Second volet : TRANSLATIONS (baladodiffusion en développement avec Transistor Media, 2024)
Dans un second volet du programme, se mettront en place les "Translations" : l'ouverture à l'autre, à 10 témoins choisis qui auront vécu le déplacement, l'immigration, l'exil, et qui accepteront de partager leur vécu. Le choix du sujet est là encore, largement personnel. Ayant vécu dans quatre pays, et étant installée au Québec depuis 2011, j’ai pu faire la différence entre expatriation et immigration, entre errance et exil. Si ma condition est privilégiée, j’ai l’occasion d’échanger avec des immigrés dont les histoires diffèrent de la mienne, ici et en Europe. Le fait de vivre dans un pays construit par l’immigration dialogue intimement avec les mythologies familiales qui me constituent.
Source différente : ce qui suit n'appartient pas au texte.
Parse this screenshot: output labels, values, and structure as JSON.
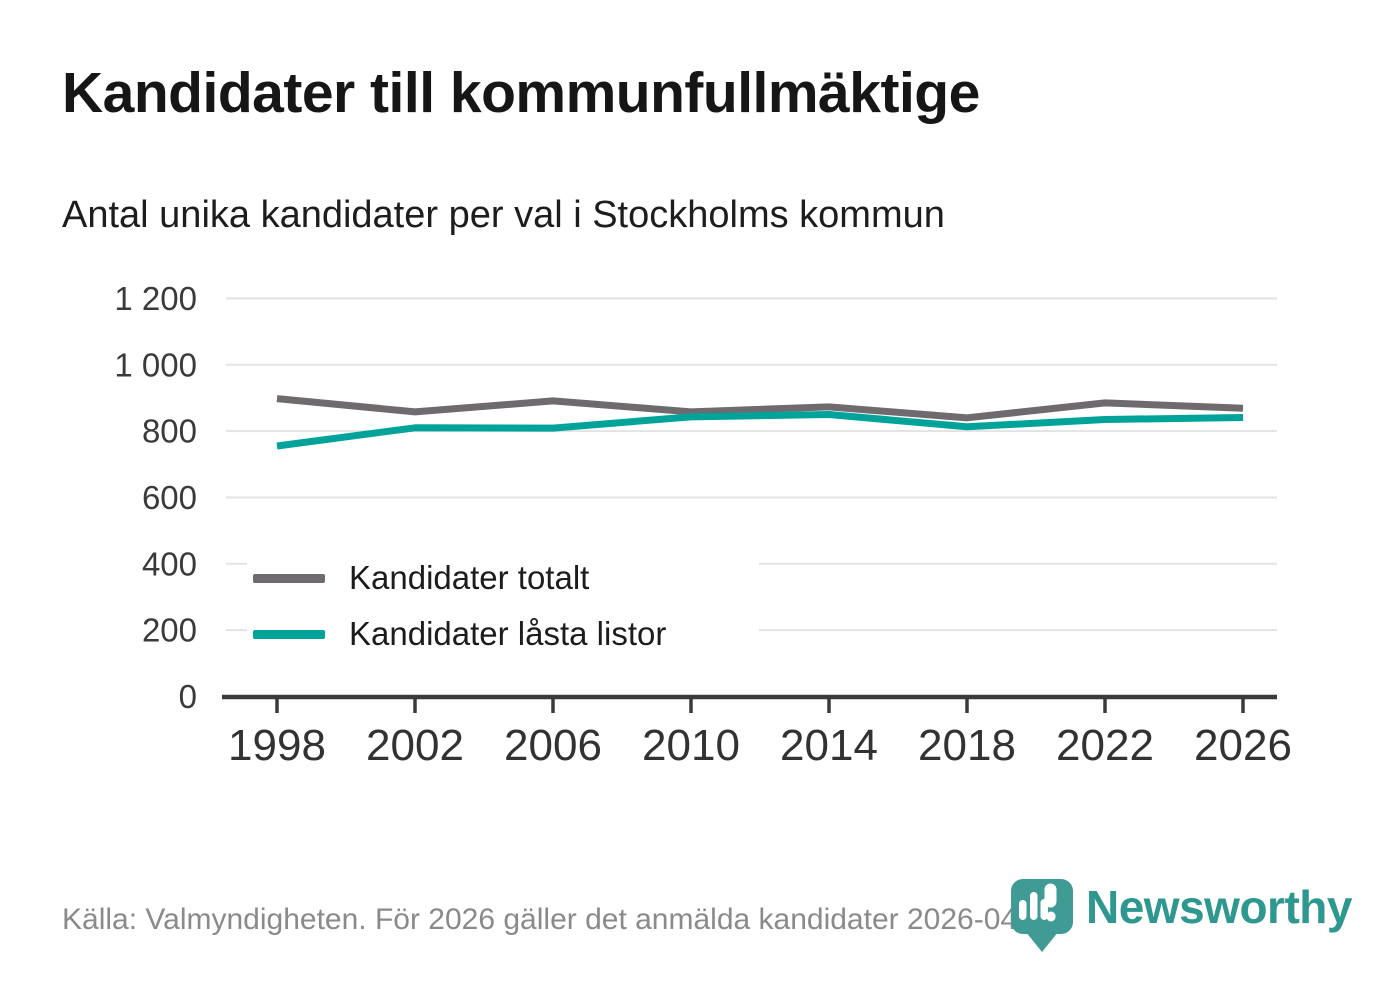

La réalité intime de ce que l’immigration fait au corps et à l’esprit m’intéressent non pas seulement comme un matériau d’écriture, mais parce que je vis avec au quotidien.
J’aimerais réunir des témoins d’origines et d’âges différents, non pas pour parler de ce fait de société contemporain « l’immigration » mais pour mettre en exergue, en valeur, le récit individuel de chacun. Il y a quelque chose de collectif qui tend à nier l’individu à grande échelle en parlant des « migrants », alors qu’un récit de vie est souvent passionnant, et plus apte à transmettre l’humanité, l’histoire contemporaine, à se constituer comme porte d’entrée pour l’autre, alter-ego à qui d’identifier. Nous ne réunirons pas un panel représentatif, car nous ne sommes pas sociologues, et que nous assumons notre subjectivité, notre sensibilité, nos affects. Nous suivrons plutôt la démarche de Jean Hatzfeld qui décida de suivre quelques personnes, mais d’explorer le plus loin possible avec eux, et qui en tira quelques livres impressionnants, sur le Rwanda notamment. Je dis « Nous » les étudiants impliqués dans le programme seront sollicités dans le processus du choix des témoins, plusieurs de mes étudiants donnent des cours en francisation et sont intéressés à se mobiliser dans la recherche de témoins volontaires. Plusieurs travaillent en recherche-création sur l’écriture du réel et sont questionnés par la dimension éthique de l’écriture sur autrui, à l’ère de l’« exofiction ». Nous questionnerons dans un premier temps les frontières entre autobiographie et témoignage, et tenterons de redéfinir une épistémologie du récit vrai (référentiel). En établissant un protocole de la rencontre, de l'enregistrement, de l'écoute, qui fixera un cadre et un pacte, nous espérons trouver un moyen d'explorer le témoignage de l'autre comme matériau artistique dans un contexte éthique respectueux.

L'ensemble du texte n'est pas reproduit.